Considerações finais

Neste artigo, foram apresentadas as principais etapas para a condução de análises de custos em avaliação econômica. Perguntas-chave foram atreladas aos procedimentos para ressaltar o conteúdo abordado em cada item, bem como foram sinalizados os métodos mais apropriados para sua estimação.

A análise de sensibilidade também é considerada uma etapa importante quando se realiza um estudo de custo.
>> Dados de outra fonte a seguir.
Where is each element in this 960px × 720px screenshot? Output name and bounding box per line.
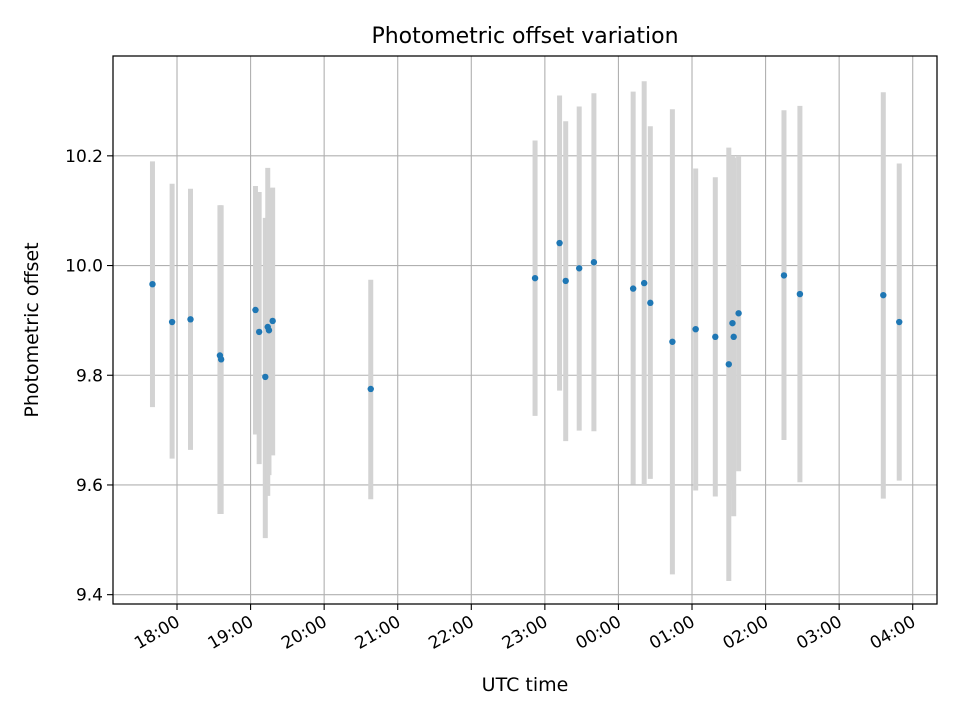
data-point <box>252 306 259 314</box>
y-tick-label: 9.8 <box>76 366 103 386</box>
data-point <box>531 274 539 282</box>
plot-frame <box>112 55 938 605</box>
data-point <box>168 318 176 326</box>
data-points <box>149 239 903 393</box>
data-point <box>556 239 563 247</box>
data-point <box>896 318 903 326</box>
x-axis-label: UTC time <box>482 674 569 696</box>
data-point <box>730 333 737 341</box>
data-point <box>217 356 225 363</box>
data-point <box>692 325 699 333</box>
data-point <box>647 299 654 307</box>
data-point <box>187 316 194 323</box>
data-point <box>780 272 788 279</box>
data-point <box>149 280 156 288</box>
data-point <box>262 373 269 381</box>
data-point <box>880 291 887 299</box>
y-tick-label: 9.6 <box>76 476 103 496</box>
chart-title: Photometric offset variation <box>371 24 678 49</box>
data-point <box>669 338 676 345</box>
data-point <box>629 285 637 292</box>
data-point <box>590 259 598 266</box>
data-point <box>265 327 273 334</box>
data-point <box>712 333 719 341</box>
data-point <box>255 328 263 336</box>
y-tick-label: 10.2 <box>65 147 103 167</box>
data-point <box>367 385 374 393</box>
data-point <box>729 319 736 327</box>
data-point <box>562 277 569 285</box>
data-point <box>269 317 276 325</box>
y-tick-label: 10.0 <box>65 257 103 277</box>
data-point <box>725 361 732 368</box>
data-point <box>575 265 583 272</box>
data-point <box>640 279 648 287</box>
y-axis-label: Photometric offset <box>21 242 43 417</box>
y-tick-label: 9.4 <box>76 586 103 606</box>
data-point <box>796 290 804 298</box>
data-point <box>735 310 742 317</box>
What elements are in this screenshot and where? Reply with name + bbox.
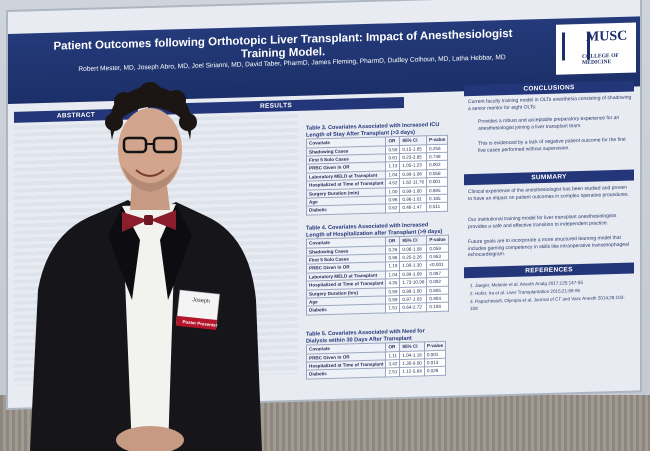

Não a incluímos no texto porque haverá um artigo específico sobre o assunto nesta série.

No cenário nacional, alguns aspectos merecem ser aprimorados para que haja melhor apropriação das ferramentas de custos nos sistemas e serviços de saúde, tais como maior oferta de cursos sobre análises econômicas, desenvolvimento de gestão de custos e uso de prontuários eletrônicos nas instituições provedoras de cuidados.

REFERÊNCIAS

1. Hendriks ME, Kundu P, Boers AC, Bolarinwa OA, Te Pas MJ, Akande TM, et al. Step-by-step guideline for disease-specific costing studies in low- and middle-income countries: a mixed methodology. Glob Health Action. 2014 Mar;7:23573.
2. Moraz G, Garcez AS, Assis EM, Santos JP, Barcellos NT, Kroeff LR. Estudos de custo-efetividade em saúde no Brasil: uma revisão sistemática. Cienc Saude Coletiva. 2015;20(10):3211-29.
3. Ministério da Saúde (BR). Secretaria de Ciência, Tecnologia e Insumos Estratégicos. Departamento de Ciência e Tecnologia. Diretrizes metodológicas: diretriz de avaliação econômica. 2. ed. Brasília: Ministério da Saúde; 2014.
4. Roberts M, Russell LB, Paltiel AD, Chambers M, McEwan P, Krahn M, et al. Conceptualizing a model: a report of the ISPOR-SMDM modeling good research practices task force-2. Med Decis Making. 2012 Sep-Oct;32(5):678-89.
5. Oliveira ML, Santos LMP, Silva EN. Bases metodológicas para estudos de custos da doença no Brasil. Rev Nutr. 2014 set-out;27(5):585-95.
6. Lensberg BR, Drummond MF, Danchenko N, Despiégel N, François C. Challenges in measuring and valuing productivity costs, and their relevance in mood disorders. Clinicoecon Outcomes Res. 2013 Nov;5:565-73.
7. Xie F, Thumboo J, Fong KY, Lo NN, Yeo SJ, Yang KY, Li SC. A study on indirect and intangible costs for patients with knee osteoarthritis in Singapore. Value Health. 2008 Mar;11 Suppl 1:S84-S90.